The union claims the decision is disappointing to drivers who are currently facing the combined financial pressures of 'unscrupulous operators', the congestion charge and a fall in demand as a result of COVID-19.
On 22 June the congestion charge was increased by 30 percent to £15 per day. In April last year the London Mayor removed the Congestion Charge exemption previously enjoyed by the private hire sector. Private hire vehicles that are wheelchair accessible remain exempt from the charges.
Despite the setback, the IWGB says drivers' determination to fight this charge has not waned. A protest last week opposing the charge, the first since the pandemic began, amassed around 100 drivers at Tower Bridge. Protests are now being planned for the coming months.
Henry Chango Lopez, IWGB President, said: “The court confirmed what we have stated all along, that the Mayor's decision had a disproportionate impact on black minority ethnic minicab drivers. Sadly, it did not consider that the congestion charge on minicabs was unlawful.
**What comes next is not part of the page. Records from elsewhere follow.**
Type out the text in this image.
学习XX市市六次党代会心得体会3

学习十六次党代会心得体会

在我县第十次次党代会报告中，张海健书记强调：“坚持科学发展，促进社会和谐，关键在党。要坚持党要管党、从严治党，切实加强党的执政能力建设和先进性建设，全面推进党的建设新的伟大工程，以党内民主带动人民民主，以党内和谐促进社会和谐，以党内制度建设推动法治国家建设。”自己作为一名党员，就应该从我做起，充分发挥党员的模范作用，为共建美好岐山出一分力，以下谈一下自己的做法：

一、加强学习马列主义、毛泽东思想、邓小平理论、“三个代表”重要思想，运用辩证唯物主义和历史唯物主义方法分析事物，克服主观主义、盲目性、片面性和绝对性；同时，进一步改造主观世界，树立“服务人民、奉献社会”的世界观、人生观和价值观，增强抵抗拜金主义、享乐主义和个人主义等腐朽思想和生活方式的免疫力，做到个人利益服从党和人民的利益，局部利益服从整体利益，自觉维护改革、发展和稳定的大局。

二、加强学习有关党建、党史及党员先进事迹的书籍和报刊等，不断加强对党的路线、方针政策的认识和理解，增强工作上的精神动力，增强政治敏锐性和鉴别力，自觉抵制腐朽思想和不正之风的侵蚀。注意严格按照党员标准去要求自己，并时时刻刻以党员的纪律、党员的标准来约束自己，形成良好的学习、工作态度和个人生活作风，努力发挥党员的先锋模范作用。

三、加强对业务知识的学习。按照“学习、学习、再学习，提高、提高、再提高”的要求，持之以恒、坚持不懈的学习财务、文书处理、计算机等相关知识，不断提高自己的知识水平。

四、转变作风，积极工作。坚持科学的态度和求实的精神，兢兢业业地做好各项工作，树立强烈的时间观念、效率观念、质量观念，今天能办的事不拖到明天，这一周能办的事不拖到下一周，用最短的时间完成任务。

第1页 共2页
“While this is a setback, we are determined to continue fighting against this policy, which is having a crushing impact on some of the most marginalised workers in London.”
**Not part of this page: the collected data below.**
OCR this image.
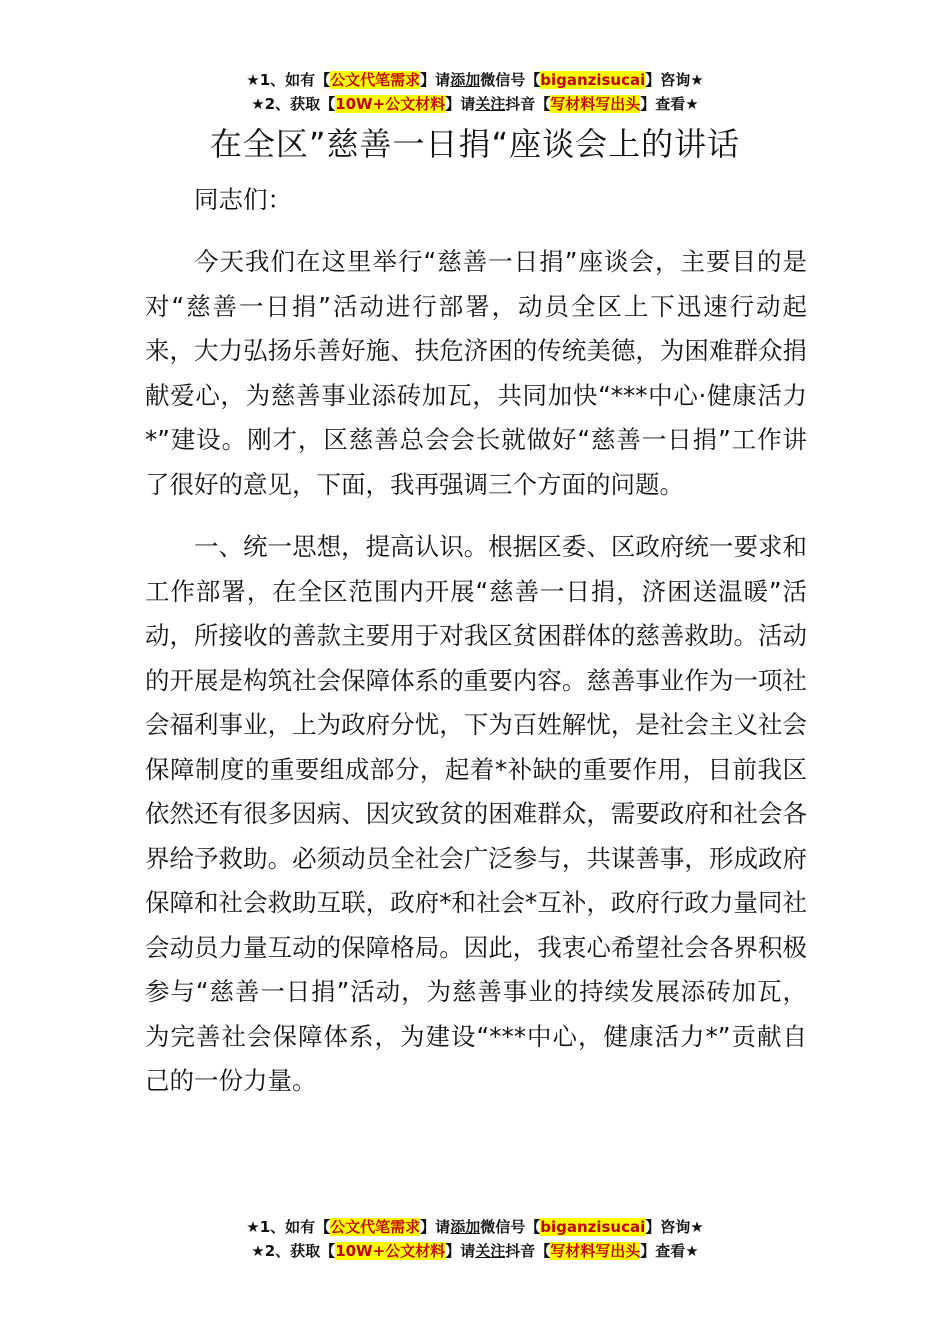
★1、如有【公文代笔需求】请添加微信号【biganzisucai】咨询★
★2、获取【10W+公文材料】请关注抖音【写材料写出头】查看★
在全区”慈善一日捐“座谈会上的讲话
同志们：

今天我们在这里举行“慈善一日捐”座谈会，主要目的是对“慈善一日捐”活动进行部署，动员全区上下迅速行动起来，大力弘扬乐善好施、扶危济困的传统美德，为困难群众捐献爱心，为慈善事业添砖加瓦，共同加快“***中心·健康活力*”建设。刚才，区慈善总会会长就做好“慈善一日捐”工作讲了很好的意见，下面，我再强调三个方面的问题。

一、统一思想，提高认识。根据区委、区政府统一要求和工作部署，在全区范围内开展“慈善一日捐，济困送温暖”活动，所接收的善款主要用于对我区贫困群体的慈善救助。活动的开展是构筑社会保障体系的重要内容。慈善事业作为一项社会福利事业，上为政府分忧，下为百姓解忧，是社会主义社会保障制度的重要组成部分，起着*补缺的重要作用，目前我区依然还有很多因病、因灾致贫的困难群众，需要政府和社会各界给予救助。必须动员全社会广泛参与，共谋善事，形成政府保障和社会救助互联，政府*和社会*互补，政府行政力量同社会动员力量互动的保障格局。因此，我衷心希望社会各界积极参与“慈善一日捐”活动，为慈善事业的持续发展添砖加瓦，为完善社会保障体系，为建设“***中心，健康活力*”贡献自己的一份力量。

★1、如有【公文代笔需求】请添加微信号【biganzisucai】咨询★
★2、获取【10W+公文材料】请关注抖音【写材料写出头】查看★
In her judgement, Lady Justice Simler stated that: “This significant disparity of impact between black and minority ethnic minicab drivers on low incomes on the one hand and white taxi drivers on the other is stark and has raised legitimate questions about the measure adopted by the Mayor. It has made this appeal particularly troubling.”
She went on to say: “The Mayor (and Transport for London) plainly recognised the adverse impact on minicab drivers, 71% of whom live in the most deprived areas of London, with mean annual earnings less than £23,000 per annum net.”
Chancellor of the High Court Sir Geoffrey Vos said he also agreed with the ruling. Vos added: “I too found the case troubling.
“At first sight, the measure adopted by the Mayor looked as if it might have been targeted at (mostly BAME) minicab drivers who are deprived of the exemption, leaving (mostly white) taxi drivers exempt from the congestion charge.
“It seemed to us, as we have now held, that stringent scrutiny would be required to justify such a state of affairs.
“On careful analysis, however, I have been persuaded that appearances were indeed deceptive.
“First, there is no real doubt that the Mayor’s overwhelming and legitimate aim was to reduce traffic and congestion in the zone.
“Secondly, it became clear that the only effective way of doing so would be to address the exponential rise both in the absolute number of minicab drivers operating in London and in those entering the zone. Fewer private cars and taxis were doing so, but minicabs continued to increase.
“Thirdly, there was no purpose in interfering with the exemption accorded to taxis, because taxis provide unique advantages to Londoners. They allow wheelchair-bound passengers to travel and are required to carry passengers under a raft of regulations that do not affect minicabs.
“In short, the measure and its discriminatory impact on BAME minicab drivers was, in my judgment, justified by the legitimate aim of reducing traffic, congestion and pollution.”
After the ruling the IWGB confirmed that a growing number of drivers are approaching the union citing increased levels of stress resulting from the charge and the impact it has had on their already meagre earnings.
The union has proposed alternatives to reduce congestion fairly, including a cap on the total number of private hire licences, making worker rights a condition of licence or a levy on private hire operators such as Uber.